La vie humaine est si bizarre. Comment peut-elle paraître bizarre quand elle est la seule qu’on connaît ? Ce n’est pas comme si on pouvait se comparer à une autre espèce plus rationnelle, dont les comportements seraient entièrement rationnels, et pour qui l’amour voudrait dire l’amour, la mort la mort, le bonheur le bonheur… sans ambiguïté, tandis que nous autres créatures sonnées, nous ne pouvons pas nous empêcher d’imaginer des scénarios mesquins, de faire mal à ceux qu’on aime.

C’est un peu à ces choses-là que je pensais hier lorsque je marchais dans les différentes salles du Musée des Beaux-Arts à Winnipeg, qui contient une des plus grandes collections d’art autochtone du Canada.

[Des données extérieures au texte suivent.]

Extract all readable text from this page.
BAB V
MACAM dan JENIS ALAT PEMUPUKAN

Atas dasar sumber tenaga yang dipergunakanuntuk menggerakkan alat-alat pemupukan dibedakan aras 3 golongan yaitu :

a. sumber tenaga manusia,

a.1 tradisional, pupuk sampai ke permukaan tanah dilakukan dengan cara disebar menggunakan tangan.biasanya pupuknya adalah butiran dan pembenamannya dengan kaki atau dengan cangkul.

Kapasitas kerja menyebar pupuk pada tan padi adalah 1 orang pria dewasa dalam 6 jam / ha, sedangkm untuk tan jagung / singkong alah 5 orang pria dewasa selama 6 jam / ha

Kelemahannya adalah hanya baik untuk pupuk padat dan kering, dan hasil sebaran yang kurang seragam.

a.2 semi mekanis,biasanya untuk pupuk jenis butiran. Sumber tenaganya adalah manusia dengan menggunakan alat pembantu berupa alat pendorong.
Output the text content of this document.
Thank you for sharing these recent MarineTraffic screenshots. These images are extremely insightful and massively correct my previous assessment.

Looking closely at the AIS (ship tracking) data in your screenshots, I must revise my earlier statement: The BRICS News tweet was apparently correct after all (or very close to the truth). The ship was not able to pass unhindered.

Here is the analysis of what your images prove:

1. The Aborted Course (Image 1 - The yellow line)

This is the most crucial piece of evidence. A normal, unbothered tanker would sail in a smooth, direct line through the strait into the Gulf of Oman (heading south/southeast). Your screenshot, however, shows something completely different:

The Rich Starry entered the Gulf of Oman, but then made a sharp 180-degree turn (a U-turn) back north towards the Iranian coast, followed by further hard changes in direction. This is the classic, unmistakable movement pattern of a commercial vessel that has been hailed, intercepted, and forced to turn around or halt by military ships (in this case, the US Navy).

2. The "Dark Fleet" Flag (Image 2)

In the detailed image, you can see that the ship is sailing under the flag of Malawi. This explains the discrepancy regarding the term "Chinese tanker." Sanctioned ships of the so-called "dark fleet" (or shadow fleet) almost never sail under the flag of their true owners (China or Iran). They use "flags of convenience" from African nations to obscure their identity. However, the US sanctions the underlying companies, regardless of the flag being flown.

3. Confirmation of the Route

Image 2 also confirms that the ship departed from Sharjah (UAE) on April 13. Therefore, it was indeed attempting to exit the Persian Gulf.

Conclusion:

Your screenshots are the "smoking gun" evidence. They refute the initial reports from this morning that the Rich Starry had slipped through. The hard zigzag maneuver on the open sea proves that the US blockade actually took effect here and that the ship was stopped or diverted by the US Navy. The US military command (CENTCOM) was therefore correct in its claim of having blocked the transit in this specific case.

Et là, à voir ces statues immenses de femmes métisses ou indigènes, grandes, imposantes avec des traits saillants et un regard sévère, portant leurs bébés sur le dos, dans des parkas en fourrures, je me suis dit que ces êtres sont d’une espèce particulière. Ces femmes représentées ici me fascinaient et me faisaient peur à la fois. Pourquoi ? Parce que je me retrouvais en face d’un autre monde ; moi, j’étais autre, étrangère ; petite, devant ces silhouettes intimidantes. En sortant du musée, je risquais de croiser dans la rue des descendantes de ces femmes-là, les indigènes robustes et saisissantes.

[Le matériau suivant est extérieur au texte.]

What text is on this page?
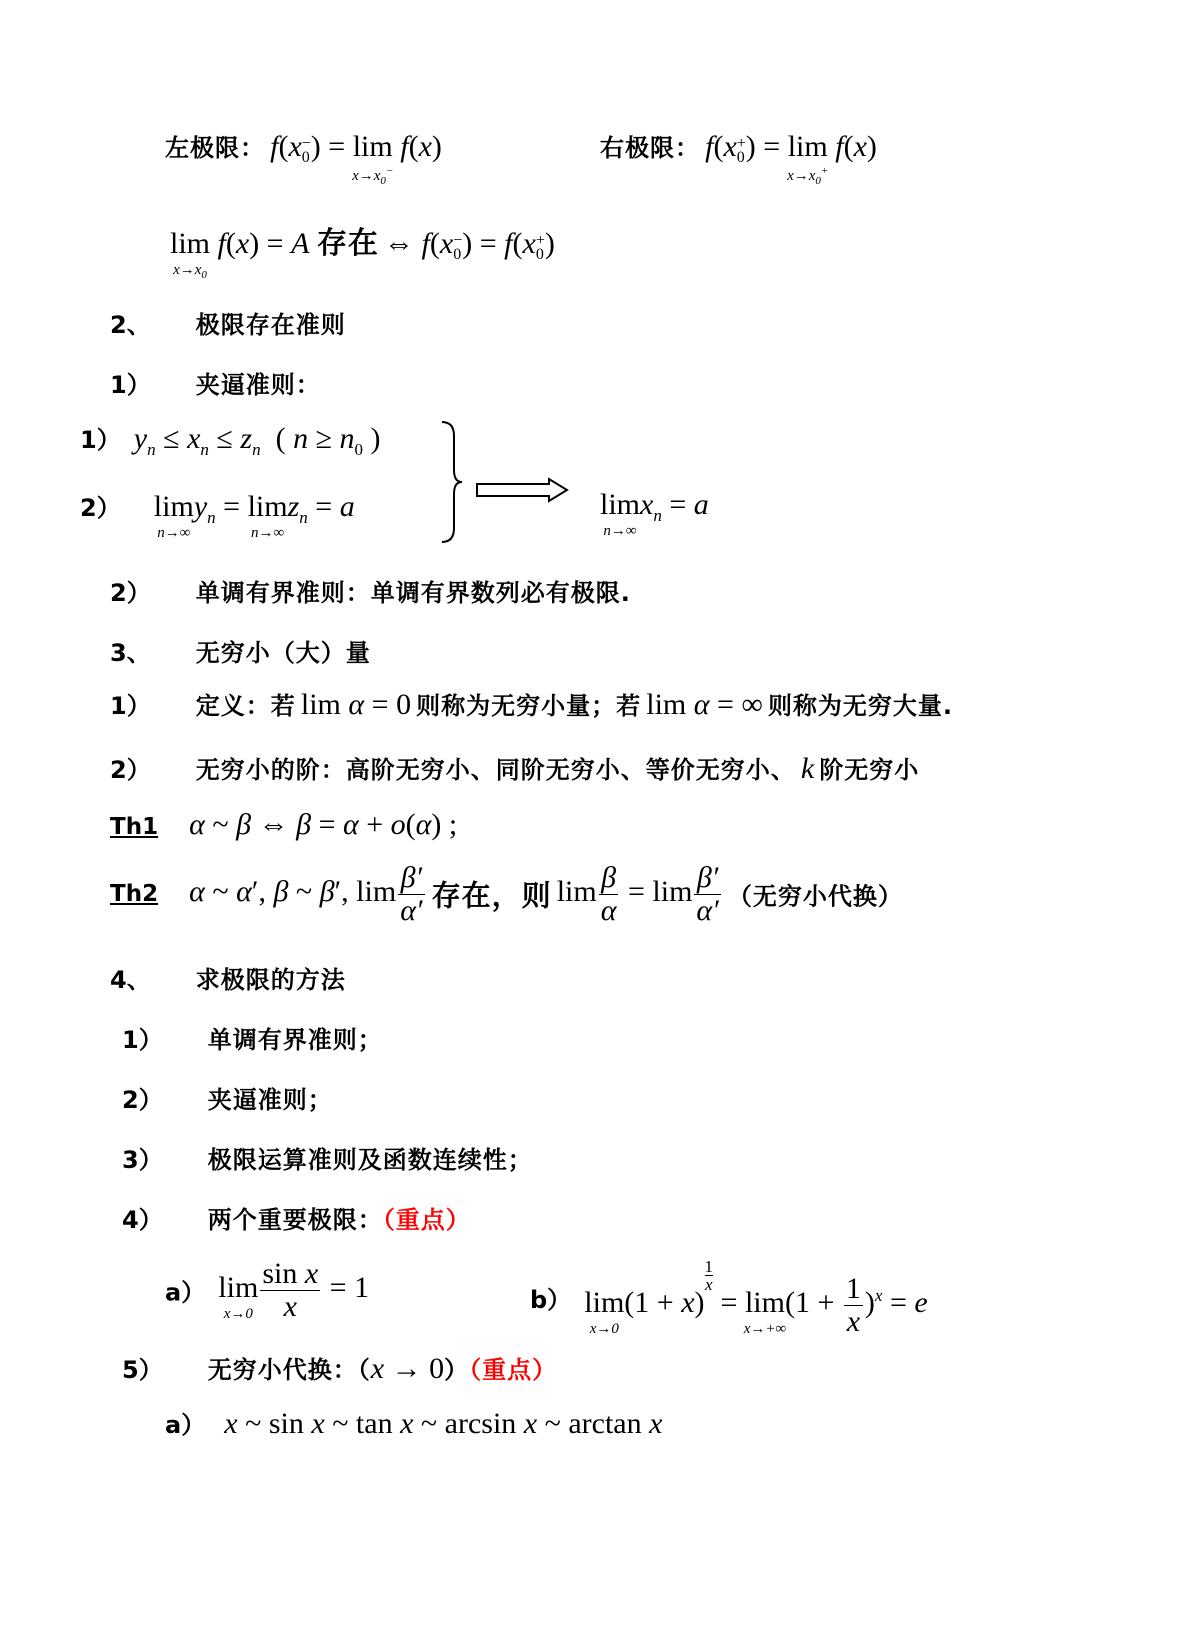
左极限： f(x−
0) = lim
$x\to x_0^-$
f(x)	右极限： f(x+
0) = lim
$x\to x_0^+$
f(x)
lim
$x\to x_0$
f(x) = A 存在 ⇔ f(x−
0) = f(x+
0)
2、 极限存在准则
1） 夹逼准则：
1） $y_n \le x_n \le z_n$  ( $n \ge n_0$ )
2） lim
n→∞
$y_n = \lim$
n→∞
$z_n = a$	lim
n→∞
$x_n = a$
2） 单调有界准则：单调有界数列必有极限.
3、 无穷小（大）量
1） 定义：若 lim α = 0 则称为无穷小量；若 lim α = ∞ 则称为无穷大量.
2） 无穷小的阶：高阶无穷小、同阶无穷小、等价无穷小、 k 阶无穷小
Th1 α ~ β ⇔ β = α + o(α) ;
Th2 α ~ α′, β ~ β′, $\lim \frac{\beta'}{\alpha'}$ 存在，则 $\lim \frac{\beta}{\alpha} = \lim \frac{\beta'}{\alpha'}$ （无穷小代换）
4、 求极限的方法
1） 单调有界准则；
2） 夹逼准则；
3） 极限运算准则及函数连续性；
4） 两个重要极限：（重点）
a） lim
$x\to 0 \frac{\text{sin x}}{x} = 1$	b） lim
x→0
(1 + x)
$\frac{1}{x}$
= lim
x→+∞
$(1 + \frac{1}{x} )^x = e$
5） 无穷小代换：（x → 0）（重点）
a） x ~ sin x ~ tan x ~ arcsin x ~ arctan x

Mais qu’est-ce que vous racontez ? Vous n’avez pas peur, non ?!
Allez, changez de sujet..

Je raconte, je me raconte des bribes d’histoires imaginées sur un monde dont je n’avais pas vraiment idée, enfermée que j’étais dans la « moderne » ville de Toronto ; dans un quartier assez ancien, victorien, mais où on n’apercevait des indigènes qu’ici ou là au coin de Spadina Avenue et Bloor. Il y a une semaine encore, je n’aurais imaginé qu’un Canada profond existe ; et qu’on en a des preuves à Winnipeg. Sur une des grandes avenues du centre, vous croisez des indigènes au feu rouge. Ils sont là ou ils marchent ; ils vous regardent et continuent. Vous croise alors l’idée que quelque chose de mal pourrait vous arriver. Mais n’allons pas jusque là.

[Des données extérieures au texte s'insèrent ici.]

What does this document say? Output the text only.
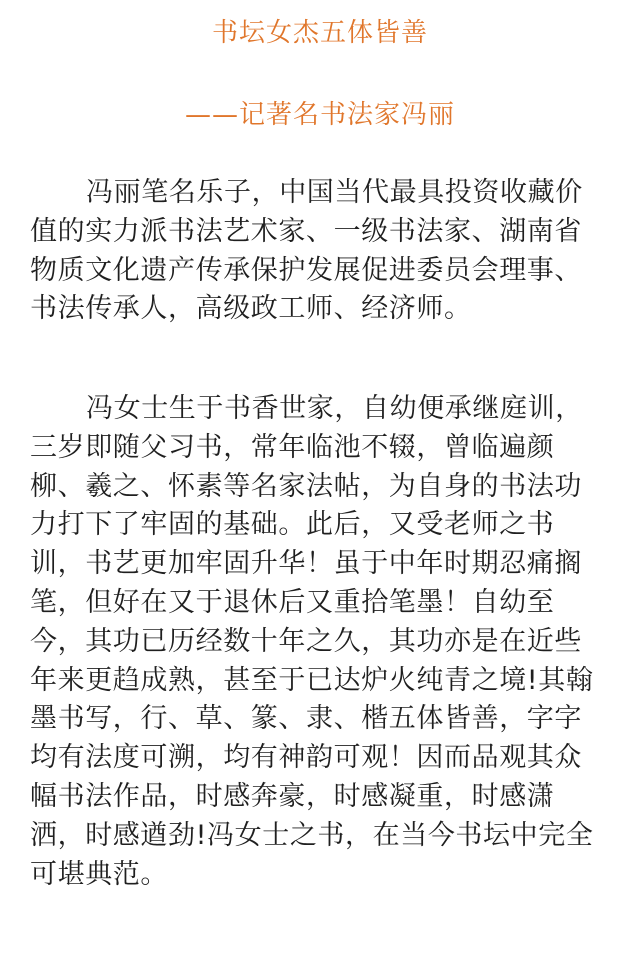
书坛女杰五体皆善
——记著名书法家冯丽

冯丽笔名乐子，中国当代最具投资收藏价
值的实力派书法艺术家、一级书法家、湖南省
物质文化遗产传承保护发展促进委员会理事、
书法传承人，高级政工师、经济师。

冯女士生于书香世家，自幼便承继庭训，
三岁即随父习书，常年临池不辍，曾临遍颜
柳、羲之、怀素等名家法帖，为自身的书法功
力打下了牢固的基础。此后，又受老师之书
训，书艺更加牢固升华！虽于中年时期忍痛搁
笔，但好在又于退休后又重拾笔墨！自幼至
今，其功已历经数十年之久，其功亦是在近些
年来更趋成熟，甚至于已达炉火纯青之境!其翰
墨书写，行、草、篆、隶、楷五体皆善，字字
均有法度可溯，均有神韵可观！因而品观其众
幅书法作品，时感奔豪，时感凝重，时感潇
洒，时感遒劲!冯女士之书，在当今书坛中完全
可堪典范。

En six jours, il est impossible de se faire une impression objective sur une ville. Où est la pression ? Observons aussi ce qui est beau, séduisant, ici. Très vite, à Winnipeg, j’ai observé la lumière : le grand ciel ouvert à perte de vue des prairies canadiennes. Et c’est plaisant, presque envoûtant. C’est cette sensation que les journées s’étendent, sont lisses, et pleines d’espoir. Du moins, c’est l’image positive que je m’en fais.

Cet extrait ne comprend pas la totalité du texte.